You click on a website you haven’t visited in a long time, and you’re immediately greeted by a pop-up that says, “We collect cookies. Accept?”
You open an email from a company you do business with, and find it’s yet another notification that they’re changing their security regulations. Didn’t they just change their regulations this last month?
Your credit monitoring service notifies you that your name and password might have been part of a security breech—again—which means you’ll have to change your password. Again.
The GDPR shows its teeth
These phenomena of 2022 are because of the General Data Protection Regulation (GDPR)—a game-changing set of regulations to protect “personally identifiable information” (PII). PII is any data that specifically points to an individual, such as name, address, account numbers, and passwords. Although the regulation applies to citizens in European Union countries, its rules also apply to any company that targets or might attract business from residents of the EU.
That includes any company with a website that Europeans can access. GDPR regulations will become part of the contracts between European and US companies, and might even be part of contracts with website providers. So if you market goods or services that people overseas can purchase, you’re included.
To answer the “Why?” above:
- The “cookie” pop-ups are fulfilling the GDRP requirement that companies tell customers they might be collecting and saving personal data.
- The flurry of security-change emails reflects companies scrambling to adjust their policies so they remain GDPR-compliant.
- The security breach notifications are GDPR-required warnings that your PII is no longer safe.
There’s gold in personal information
The GDPR went into effect in May of 2018. Why would anyone need protection in this arena? Because personal data is a trillion-dollar industry. Whatever somebody knows about you, somebody else is willing to buy, so they can market to you more efficiently. The EU wanted to protect its citizens from data exploitation, and because of the global economy, their regulations are having a significant impact on this side of the ocean, too.
US Health information has its own protection
If the GDPR rules remind you of something, it might be HIPAA—the American laws that control what we call “protected health information” (PHI). HIPAA applies only to healthcare-connected businesses, but that multi-trillion-dollar industry includes a vast number of companies. HIPAA regulations are so complex, even office staff in healthcare-related companies receive specific training to stay compliant. That’s why your doctor’s office sign-in sheet now has a piece of paper covering the names of everyone who signed in before you.

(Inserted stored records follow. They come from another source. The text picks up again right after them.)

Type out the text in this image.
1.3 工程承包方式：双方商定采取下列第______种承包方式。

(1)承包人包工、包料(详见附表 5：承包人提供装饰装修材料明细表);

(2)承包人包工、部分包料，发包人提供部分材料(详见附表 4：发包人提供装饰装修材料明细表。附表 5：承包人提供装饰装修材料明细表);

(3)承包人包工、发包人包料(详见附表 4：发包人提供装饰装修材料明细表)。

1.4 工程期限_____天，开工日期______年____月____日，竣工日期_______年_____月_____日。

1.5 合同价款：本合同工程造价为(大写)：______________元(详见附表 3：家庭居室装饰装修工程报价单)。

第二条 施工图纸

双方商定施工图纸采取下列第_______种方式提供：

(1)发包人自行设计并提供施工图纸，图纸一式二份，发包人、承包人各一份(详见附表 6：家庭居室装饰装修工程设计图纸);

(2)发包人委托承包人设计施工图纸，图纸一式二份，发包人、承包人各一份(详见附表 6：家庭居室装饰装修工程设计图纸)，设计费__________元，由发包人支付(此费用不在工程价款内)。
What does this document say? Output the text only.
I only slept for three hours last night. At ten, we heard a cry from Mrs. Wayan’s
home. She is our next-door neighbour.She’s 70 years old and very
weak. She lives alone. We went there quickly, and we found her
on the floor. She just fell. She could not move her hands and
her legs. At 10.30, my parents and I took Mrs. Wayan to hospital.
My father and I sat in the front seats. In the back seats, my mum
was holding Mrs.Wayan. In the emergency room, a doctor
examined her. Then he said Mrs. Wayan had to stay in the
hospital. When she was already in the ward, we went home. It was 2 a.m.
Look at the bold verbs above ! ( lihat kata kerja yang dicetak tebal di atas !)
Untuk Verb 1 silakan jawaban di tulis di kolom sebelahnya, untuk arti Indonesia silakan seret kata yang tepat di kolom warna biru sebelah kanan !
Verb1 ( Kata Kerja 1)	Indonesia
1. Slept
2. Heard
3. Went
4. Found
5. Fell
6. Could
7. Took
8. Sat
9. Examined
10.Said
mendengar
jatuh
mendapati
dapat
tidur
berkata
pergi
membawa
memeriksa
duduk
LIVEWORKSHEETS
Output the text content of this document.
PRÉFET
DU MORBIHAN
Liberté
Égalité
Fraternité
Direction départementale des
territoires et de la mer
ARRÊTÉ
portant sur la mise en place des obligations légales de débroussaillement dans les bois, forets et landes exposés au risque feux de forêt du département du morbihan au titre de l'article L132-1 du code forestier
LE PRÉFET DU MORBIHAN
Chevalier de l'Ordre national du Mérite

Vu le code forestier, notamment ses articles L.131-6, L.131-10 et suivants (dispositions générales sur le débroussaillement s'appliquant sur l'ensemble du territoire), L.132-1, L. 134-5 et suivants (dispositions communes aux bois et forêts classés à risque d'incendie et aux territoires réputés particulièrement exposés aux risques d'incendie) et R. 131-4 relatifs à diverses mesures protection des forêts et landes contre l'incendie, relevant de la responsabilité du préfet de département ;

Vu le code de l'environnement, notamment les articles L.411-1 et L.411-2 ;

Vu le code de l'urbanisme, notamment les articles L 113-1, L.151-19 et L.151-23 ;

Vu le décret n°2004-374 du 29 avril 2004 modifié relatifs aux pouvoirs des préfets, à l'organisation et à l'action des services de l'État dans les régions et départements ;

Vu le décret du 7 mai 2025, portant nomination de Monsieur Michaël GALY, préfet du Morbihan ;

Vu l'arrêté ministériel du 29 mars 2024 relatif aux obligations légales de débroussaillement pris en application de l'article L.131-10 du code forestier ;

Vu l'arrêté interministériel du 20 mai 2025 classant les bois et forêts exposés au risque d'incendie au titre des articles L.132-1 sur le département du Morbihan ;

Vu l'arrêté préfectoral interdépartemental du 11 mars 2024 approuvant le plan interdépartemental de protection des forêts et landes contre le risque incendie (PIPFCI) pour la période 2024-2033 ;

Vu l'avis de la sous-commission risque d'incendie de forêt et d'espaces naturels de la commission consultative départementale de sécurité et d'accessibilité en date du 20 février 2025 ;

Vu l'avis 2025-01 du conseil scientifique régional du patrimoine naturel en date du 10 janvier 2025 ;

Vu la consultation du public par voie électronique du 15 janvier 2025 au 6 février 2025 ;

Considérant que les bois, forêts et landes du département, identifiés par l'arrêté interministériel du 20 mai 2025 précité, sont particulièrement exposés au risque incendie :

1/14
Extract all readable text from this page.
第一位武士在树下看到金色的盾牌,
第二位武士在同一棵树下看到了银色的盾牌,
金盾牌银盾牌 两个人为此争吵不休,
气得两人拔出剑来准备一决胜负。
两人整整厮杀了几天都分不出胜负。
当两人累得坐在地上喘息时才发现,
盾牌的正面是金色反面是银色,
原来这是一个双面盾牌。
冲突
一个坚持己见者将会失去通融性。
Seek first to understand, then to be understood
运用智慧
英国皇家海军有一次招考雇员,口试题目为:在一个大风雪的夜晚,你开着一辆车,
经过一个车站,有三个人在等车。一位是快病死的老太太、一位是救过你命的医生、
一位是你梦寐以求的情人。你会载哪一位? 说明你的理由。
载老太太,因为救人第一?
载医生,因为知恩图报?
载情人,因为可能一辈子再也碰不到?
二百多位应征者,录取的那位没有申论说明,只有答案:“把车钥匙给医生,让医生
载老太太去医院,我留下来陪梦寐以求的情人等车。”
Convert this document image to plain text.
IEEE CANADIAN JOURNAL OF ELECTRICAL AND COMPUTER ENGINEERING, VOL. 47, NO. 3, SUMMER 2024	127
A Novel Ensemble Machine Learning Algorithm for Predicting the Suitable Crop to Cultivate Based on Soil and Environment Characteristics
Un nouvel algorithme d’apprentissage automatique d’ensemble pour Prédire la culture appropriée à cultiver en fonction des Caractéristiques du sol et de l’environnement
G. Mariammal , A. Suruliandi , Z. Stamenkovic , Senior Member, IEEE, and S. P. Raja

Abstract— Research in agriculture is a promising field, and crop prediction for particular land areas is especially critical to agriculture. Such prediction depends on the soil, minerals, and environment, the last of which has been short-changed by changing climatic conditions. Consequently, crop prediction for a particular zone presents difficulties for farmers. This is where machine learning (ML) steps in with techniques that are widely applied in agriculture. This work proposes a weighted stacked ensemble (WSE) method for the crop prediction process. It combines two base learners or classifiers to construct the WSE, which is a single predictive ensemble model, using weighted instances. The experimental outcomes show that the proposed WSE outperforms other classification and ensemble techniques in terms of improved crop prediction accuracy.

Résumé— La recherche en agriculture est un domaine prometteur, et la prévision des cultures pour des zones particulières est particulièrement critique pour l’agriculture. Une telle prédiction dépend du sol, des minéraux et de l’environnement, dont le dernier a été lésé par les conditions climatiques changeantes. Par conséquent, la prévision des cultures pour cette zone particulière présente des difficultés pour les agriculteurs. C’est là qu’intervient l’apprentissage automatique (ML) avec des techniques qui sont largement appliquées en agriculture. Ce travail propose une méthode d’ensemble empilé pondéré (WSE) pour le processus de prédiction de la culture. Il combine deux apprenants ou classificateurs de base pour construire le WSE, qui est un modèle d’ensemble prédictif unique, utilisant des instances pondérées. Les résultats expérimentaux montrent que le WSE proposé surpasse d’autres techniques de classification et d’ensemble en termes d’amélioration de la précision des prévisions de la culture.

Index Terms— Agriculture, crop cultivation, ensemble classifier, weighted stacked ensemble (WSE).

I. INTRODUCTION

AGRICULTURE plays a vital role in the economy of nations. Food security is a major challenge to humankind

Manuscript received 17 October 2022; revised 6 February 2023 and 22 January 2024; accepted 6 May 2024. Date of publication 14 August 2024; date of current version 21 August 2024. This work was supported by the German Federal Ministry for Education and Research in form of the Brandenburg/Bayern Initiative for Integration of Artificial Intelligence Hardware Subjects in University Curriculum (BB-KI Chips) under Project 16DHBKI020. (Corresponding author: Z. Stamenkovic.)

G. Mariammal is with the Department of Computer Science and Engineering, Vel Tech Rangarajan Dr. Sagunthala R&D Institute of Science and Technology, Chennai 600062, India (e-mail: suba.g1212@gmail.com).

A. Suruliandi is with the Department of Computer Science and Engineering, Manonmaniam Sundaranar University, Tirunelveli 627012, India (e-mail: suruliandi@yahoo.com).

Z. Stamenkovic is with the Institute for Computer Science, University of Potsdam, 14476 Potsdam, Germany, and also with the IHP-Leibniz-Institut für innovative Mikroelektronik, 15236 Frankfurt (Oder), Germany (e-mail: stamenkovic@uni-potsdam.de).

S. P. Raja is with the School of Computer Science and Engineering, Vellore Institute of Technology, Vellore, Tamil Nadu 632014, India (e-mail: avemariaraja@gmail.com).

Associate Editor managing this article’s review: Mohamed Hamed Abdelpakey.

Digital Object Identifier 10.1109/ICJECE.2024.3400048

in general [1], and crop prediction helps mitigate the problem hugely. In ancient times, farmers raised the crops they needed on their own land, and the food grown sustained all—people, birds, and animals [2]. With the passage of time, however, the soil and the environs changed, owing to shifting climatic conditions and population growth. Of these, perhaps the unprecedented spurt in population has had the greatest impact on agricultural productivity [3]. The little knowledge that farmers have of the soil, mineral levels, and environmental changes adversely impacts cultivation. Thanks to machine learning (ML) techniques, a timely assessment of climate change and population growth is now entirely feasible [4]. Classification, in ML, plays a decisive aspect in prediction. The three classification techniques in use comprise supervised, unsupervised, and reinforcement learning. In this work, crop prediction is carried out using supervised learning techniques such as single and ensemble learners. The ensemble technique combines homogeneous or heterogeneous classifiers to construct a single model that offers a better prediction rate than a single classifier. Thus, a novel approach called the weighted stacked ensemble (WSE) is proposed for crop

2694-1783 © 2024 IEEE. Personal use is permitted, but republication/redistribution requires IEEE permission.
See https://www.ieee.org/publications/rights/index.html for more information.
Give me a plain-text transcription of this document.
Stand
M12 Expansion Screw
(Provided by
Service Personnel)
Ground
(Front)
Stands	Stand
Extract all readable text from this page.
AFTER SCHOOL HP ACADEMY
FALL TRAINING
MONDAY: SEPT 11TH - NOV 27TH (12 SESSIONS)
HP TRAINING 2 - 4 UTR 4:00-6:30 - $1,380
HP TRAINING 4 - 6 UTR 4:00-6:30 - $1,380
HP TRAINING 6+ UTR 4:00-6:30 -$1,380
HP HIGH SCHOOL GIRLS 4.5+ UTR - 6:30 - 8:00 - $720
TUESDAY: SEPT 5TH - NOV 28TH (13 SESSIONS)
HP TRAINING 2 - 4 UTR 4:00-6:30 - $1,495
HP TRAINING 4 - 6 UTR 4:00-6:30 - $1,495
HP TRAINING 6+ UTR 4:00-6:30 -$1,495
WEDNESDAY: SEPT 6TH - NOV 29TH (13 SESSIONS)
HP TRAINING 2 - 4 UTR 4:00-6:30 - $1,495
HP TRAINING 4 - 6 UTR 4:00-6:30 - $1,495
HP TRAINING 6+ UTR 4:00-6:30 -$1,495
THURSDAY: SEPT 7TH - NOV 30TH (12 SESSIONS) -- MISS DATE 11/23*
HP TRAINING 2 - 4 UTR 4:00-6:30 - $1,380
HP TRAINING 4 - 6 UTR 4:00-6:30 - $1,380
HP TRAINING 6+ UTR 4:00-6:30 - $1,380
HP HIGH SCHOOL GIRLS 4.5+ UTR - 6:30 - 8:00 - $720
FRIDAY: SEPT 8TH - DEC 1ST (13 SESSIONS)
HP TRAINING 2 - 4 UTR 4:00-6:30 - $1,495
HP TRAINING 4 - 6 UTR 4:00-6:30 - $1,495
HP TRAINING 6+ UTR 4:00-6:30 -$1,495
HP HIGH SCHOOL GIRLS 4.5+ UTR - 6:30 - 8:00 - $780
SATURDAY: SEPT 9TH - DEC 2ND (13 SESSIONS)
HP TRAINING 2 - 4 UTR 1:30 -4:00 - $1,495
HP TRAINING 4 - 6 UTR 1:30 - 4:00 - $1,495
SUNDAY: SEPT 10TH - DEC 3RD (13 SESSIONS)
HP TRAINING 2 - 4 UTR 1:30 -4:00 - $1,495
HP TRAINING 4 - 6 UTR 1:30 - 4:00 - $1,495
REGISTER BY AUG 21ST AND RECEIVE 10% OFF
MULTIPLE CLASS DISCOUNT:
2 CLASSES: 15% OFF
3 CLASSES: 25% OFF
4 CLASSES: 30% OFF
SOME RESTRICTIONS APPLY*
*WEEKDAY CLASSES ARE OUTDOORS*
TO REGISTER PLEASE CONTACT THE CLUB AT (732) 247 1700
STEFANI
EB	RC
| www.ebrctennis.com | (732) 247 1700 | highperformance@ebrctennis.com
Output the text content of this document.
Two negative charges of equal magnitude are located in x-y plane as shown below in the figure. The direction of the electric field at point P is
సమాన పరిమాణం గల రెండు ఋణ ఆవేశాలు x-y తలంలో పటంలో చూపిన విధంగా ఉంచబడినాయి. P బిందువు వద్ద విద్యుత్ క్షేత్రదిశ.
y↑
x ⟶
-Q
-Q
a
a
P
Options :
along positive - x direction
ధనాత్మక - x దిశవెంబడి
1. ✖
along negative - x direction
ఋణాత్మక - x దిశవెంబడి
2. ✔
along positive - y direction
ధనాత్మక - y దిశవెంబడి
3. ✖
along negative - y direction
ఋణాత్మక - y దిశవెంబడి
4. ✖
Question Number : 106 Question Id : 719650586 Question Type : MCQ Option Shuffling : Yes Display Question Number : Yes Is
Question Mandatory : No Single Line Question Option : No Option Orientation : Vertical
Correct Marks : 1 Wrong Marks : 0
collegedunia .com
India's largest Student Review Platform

Because of the size and scope of the US healthcare industry, personal health information is the most valuable PPI of all. The higher price can provide an incentive to companies not regulated by HIPAA, like the companies that monitor your 10,000 daily steps through wristbands or wristwatches.
Experts can help
If you’re a little befuddled by this alphabet-soup of terms and regulations, and you do business with European customers or have a business presence overseas, you might consider contacting a GDPR compliance consultant. They will know exactly what you have to do to protect your customers and your company from data violations.